Think of the wild price fluctuations of NFTs and the fly-by-night character of many “drops.” Then consider the outside role played by halfwit celebrities and paid-to-pay “influencers,” as well as that of outright scammers trying to trick people into clicking NFT-related phishing links—and you have, well, something like scams within scams.

The sometimes-absurd economic model of NFTs was unveiled in a sting operation today performed by Coffeezilla, an “internet detective” who has gained digital celebrity (i.e. 500,000 followers on Twitter and 2.5 million subscribers on YouTube) by exposing the worst corners of the crypto universe. 

In his latest operation, he allegedly tricked the mixed martial artist Dillon Danis into promoting a fake NFT project on his Twitter page.
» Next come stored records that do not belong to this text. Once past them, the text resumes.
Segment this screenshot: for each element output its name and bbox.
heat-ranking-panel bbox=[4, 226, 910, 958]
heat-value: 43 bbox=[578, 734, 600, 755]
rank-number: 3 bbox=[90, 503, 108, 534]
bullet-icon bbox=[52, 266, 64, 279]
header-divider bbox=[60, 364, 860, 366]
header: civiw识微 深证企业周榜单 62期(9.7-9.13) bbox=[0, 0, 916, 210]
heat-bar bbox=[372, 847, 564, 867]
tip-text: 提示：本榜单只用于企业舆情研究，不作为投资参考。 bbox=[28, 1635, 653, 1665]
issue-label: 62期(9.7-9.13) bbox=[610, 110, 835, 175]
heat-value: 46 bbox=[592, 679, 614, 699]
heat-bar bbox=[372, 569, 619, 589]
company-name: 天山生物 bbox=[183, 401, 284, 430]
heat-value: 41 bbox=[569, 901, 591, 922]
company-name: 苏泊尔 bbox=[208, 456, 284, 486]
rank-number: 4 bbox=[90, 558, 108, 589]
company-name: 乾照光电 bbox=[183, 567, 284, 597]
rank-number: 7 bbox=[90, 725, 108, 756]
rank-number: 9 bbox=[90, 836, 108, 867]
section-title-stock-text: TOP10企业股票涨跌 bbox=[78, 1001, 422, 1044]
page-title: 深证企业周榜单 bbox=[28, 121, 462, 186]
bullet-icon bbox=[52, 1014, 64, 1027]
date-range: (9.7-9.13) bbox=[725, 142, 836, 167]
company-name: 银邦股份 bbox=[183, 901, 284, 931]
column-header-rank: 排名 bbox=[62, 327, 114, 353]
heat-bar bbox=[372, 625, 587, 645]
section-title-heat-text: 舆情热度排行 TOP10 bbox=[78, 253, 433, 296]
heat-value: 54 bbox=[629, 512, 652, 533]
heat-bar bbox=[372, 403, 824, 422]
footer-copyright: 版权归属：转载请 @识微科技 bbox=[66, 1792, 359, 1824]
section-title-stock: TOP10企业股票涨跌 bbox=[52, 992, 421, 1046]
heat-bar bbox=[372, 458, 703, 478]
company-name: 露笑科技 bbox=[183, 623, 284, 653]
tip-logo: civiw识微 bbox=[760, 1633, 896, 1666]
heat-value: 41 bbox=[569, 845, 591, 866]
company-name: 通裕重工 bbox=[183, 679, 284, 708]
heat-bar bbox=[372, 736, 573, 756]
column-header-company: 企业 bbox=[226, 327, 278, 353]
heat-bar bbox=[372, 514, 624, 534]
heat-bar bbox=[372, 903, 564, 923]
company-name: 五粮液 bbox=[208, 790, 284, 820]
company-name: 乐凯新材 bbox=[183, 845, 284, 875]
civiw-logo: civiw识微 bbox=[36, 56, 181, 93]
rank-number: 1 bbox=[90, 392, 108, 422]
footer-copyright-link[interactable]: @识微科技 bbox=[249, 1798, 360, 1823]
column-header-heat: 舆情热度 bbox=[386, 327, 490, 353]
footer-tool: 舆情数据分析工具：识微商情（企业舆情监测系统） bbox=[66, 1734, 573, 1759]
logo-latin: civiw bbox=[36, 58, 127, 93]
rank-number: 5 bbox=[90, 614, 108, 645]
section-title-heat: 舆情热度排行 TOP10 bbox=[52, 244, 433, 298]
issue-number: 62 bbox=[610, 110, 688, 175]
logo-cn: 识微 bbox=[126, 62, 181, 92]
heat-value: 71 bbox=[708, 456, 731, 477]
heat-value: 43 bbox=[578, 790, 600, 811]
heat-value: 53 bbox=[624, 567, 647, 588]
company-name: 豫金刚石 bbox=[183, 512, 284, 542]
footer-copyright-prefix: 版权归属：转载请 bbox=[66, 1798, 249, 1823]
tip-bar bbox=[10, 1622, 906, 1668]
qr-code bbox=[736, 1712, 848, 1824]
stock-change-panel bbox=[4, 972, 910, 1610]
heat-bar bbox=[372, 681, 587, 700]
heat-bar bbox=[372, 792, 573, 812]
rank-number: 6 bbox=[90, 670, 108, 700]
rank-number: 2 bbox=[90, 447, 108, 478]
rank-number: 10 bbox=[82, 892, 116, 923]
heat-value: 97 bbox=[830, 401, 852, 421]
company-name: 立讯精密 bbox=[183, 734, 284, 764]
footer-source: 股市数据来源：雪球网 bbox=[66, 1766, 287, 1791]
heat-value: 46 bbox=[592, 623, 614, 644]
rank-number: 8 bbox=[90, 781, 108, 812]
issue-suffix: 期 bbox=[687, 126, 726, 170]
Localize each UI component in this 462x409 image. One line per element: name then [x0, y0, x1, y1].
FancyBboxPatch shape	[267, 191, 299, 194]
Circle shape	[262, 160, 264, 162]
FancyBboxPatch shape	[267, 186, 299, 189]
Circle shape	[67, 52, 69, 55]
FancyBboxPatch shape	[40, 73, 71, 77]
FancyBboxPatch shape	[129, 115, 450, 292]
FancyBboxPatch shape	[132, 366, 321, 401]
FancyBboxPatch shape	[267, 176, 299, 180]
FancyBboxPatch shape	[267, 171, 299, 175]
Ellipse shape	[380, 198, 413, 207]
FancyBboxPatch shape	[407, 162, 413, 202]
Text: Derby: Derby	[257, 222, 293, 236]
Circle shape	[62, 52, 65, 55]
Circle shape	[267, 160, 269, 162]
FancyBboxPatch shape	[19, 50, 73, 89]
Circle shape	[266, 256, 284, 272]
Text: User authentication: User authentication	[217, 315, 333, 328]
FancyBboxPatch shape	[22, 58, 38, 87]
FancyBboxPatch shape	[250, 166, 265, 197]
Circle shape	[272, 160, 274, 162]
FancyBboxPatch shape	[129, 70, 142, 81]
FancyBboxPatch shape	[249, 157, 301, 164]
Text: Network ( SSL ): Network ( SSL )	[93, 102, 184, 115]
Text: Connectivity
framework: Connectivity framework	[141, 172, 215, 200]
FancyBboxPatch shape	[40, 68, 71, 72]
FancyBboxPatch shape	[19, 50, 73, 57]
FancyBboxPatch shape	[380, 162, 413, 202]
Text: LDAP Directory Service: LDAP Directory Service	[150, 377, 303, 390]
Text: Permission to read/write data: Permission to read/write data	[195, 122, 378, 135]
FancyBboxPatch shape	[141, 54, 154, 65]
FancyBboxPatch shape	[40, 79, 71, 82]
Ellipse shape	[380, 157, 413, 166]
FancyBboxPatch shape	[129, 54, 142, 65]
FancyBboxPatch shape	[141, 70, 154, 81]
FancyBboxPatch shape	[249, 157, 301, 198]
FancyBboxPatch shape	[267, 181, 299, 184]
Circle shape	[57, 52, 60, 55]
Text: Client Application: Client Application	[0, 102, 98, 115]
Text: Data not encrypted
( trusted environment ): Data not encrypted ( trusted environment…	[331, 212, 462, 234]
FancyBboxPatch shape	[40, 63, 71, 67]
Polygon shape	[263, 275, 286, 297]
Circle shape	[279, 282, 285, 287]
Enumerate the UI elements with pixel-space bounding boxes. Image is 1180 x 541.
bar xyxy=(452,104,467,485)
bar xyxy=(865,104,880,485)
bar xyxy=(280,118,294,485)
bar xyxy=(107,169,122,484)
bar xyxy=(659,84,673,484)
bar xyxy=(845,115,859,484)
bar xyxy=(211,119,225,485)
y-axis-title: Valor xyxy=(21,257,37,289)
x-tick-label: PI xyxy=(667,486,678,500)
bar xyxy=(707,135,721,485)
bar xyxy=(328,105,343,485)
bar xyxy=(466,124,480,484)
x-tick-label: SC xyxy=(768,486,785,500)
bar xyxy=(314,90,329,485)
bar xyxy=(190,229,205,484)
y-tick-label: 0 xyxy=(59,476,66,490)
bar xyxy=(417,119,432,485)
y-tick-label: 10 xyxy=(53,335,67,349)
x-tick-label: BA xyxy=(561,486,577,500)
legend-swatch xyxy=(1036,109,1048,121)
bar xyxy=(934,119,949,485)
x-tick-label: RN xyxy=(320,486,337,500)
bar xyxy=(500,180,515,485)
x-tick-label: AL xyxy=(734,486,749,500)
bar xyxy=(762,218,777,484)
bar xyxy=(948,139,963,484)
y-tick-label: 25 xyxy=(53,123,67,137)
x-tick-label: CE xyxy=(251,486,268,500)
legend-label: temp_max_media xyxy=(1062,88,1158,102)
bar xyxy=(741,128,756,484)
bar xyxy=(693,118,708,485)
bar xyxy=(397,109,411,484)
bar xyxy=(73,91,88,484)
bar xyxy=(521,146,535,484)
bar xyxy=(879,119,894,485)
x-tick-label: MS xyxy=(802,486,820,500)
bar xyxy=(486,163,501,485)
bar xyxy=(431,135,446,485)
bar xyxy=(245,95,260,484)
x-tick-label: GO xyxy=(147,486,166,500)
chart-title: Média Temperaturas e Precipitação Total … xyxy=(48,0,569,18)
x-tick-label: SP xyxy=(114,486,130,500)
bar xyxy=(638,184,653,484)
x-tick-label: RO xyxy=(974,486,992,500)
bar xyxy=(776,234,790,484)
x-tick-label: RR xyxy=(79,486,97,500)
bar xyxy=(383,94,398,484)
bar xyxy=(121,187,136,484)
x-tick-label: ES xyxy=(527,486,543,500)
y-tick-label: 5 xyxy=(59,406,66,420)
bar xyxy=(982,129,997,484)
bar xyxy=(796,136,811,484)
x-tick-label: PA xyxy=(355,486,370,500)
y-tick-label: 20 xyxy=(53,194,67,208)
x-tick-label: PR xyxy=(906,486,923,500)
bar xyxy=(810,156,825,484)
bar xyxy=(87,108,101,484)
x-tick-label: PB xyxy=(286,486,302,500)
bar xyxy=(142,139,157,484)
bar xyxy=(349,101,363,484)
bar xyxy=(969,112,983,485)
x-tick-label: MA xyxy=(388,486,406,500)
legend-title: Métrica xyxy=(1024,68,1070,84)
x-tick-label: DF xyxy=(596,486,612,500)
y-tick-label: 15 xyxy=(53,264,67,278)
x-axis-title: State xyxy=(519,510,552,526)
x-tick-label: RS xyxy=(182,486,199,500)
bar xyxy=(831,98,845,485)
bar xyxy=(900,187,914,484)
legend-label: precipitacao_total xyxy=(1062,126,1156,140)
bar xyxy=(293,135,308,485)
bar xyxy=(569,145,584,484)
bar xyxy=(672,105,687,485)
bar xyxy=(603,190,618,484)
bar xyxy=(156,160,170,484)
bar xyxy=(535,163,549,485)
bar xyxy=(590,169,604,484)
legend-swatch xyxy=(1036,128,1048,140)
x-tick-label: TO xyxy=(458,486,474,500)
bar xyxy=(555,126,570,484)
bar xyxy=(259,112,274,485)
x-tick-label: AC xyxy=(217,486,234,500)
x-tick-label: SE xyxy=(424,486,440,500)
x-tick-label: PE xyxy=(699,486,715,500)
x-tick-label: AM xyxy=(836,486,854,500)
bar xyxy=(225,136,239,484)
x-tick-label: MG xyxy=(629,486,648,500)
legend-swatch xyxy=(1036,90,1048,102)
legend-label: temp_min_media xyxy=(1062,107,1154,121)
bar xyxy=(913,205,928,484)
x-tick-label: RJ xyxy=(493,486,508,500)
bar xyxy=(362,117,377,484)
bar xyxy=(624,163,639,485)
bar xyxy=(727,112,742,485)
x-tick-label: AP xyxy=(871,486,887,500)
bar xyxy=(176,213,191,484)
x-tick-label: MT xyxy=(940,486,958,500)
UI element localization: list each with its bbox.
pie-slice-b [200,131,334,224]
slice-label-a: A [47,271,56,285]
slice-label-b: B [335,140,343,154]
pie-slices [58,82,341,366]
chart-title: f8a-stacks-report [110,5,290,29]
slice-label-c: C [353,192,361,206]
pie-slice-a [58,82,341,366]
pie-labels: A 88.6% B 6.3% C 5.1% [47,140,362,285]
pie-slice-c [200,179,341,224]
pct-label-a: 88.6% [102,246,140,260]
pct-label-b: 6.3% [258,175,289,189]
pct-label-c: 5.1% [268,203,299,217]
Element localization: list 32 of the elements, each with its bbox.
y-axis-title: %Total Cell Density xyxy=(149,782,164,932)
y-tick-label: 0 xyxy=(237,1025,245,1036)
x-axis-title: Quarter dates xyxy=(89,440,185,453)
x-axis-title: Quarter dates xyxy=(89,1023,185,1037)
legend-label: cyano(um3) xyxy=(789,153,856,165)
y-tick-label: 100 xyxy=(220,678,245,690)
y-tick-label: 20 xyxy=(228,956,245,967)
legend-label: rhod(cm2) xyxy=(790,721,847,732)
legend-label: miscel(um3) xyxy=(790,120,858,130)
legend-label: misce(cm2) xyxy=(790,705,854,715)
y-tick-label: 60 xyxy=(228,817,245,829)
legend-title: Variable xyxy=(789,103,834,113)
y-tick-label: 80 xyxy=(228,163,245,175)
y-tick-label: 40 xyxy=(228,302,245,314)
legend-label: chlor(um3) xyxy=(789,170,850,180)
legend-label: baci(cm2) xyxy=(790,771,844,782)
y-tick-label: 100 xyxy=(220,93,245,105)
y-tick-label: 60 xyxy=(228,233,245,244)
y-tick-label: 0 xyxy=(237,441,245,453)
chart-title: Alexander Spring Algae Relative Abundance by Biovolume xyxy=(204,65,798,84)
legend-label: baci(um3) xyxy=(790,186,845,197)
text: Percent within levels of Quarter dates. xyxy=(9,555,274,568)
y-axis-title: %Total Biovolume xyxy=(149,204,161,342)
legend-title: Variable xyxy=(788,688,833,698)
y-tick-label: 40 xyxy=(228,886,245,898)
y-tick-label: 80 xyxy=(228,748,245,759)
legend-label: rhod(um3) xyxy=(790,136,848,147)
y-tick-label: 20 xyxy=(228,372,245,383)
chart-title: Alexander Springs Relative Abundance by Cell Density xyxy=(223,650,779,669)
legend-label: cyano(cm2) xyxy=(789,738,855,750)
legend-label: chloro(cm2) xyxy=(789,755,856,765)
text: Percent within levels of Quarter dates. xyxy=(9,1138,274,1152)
All Coffeezilla (aka Stephen Findeisen) had to do was pay Danis $1,000 to post the project. Danis, of course, did not disclose that he was being paid in his Twitter post—a stipulation the Securities and Exchange Commission and Federal Trade Commission occasionally enforce.  

The knockout blow to the fighter, as Findeisen gleefully pointed out, was the name of the fake NFT project, SourzNFT Candies are Moundbound. Spelled out: 

S.C.A.M. 

Further hammering home Danis’s take-the-money-no-questions-asked approach, the fake NFT link directs users to a website that reads “Have you been scammed by Dillon Danis?” 

The site includes receipts of various projects that Danis has promoted over the years, ostensibly for payment, while leaving his followers to hold the proverbial bag, from other NFTs to low-cap tokens. Adding insult to injury, Findeisen includes graphs to illustrate how many of the Danis-backed projects tank in value soon after he tweets about them.  

Presumably, Danis had an exit ramp and payment upfront for many of these ventures, although his willingness to shill a project for $1,000 either means that his living as an MMA fighter wasn’t cutting it, or that he needs a new social media team.  

According to the MMA-focused website Sherdog, Danis—who apparently goes by “El Jefe”—only has two official fights under his belt, with the last one in 2019. 

Danis did not immediately respond to a request for comment from Fortune. Findeisen said he would speak after his video reveal of the sting operation.

In a feat of staggering irony, Danis previously called out another notorious figure in the NFT and fighting-adjacent space, Logan Paul, for a questionable project that Coffeezilla had also exposed.  

“Damn logan paul is a scumbag feel bad for everyone he scammed,” Danis tweeted in December.  

Despite his frequent posting, Danis left his fake NFT tweet up for at least 20 minutes on Friday afternoon. It has since been deleted.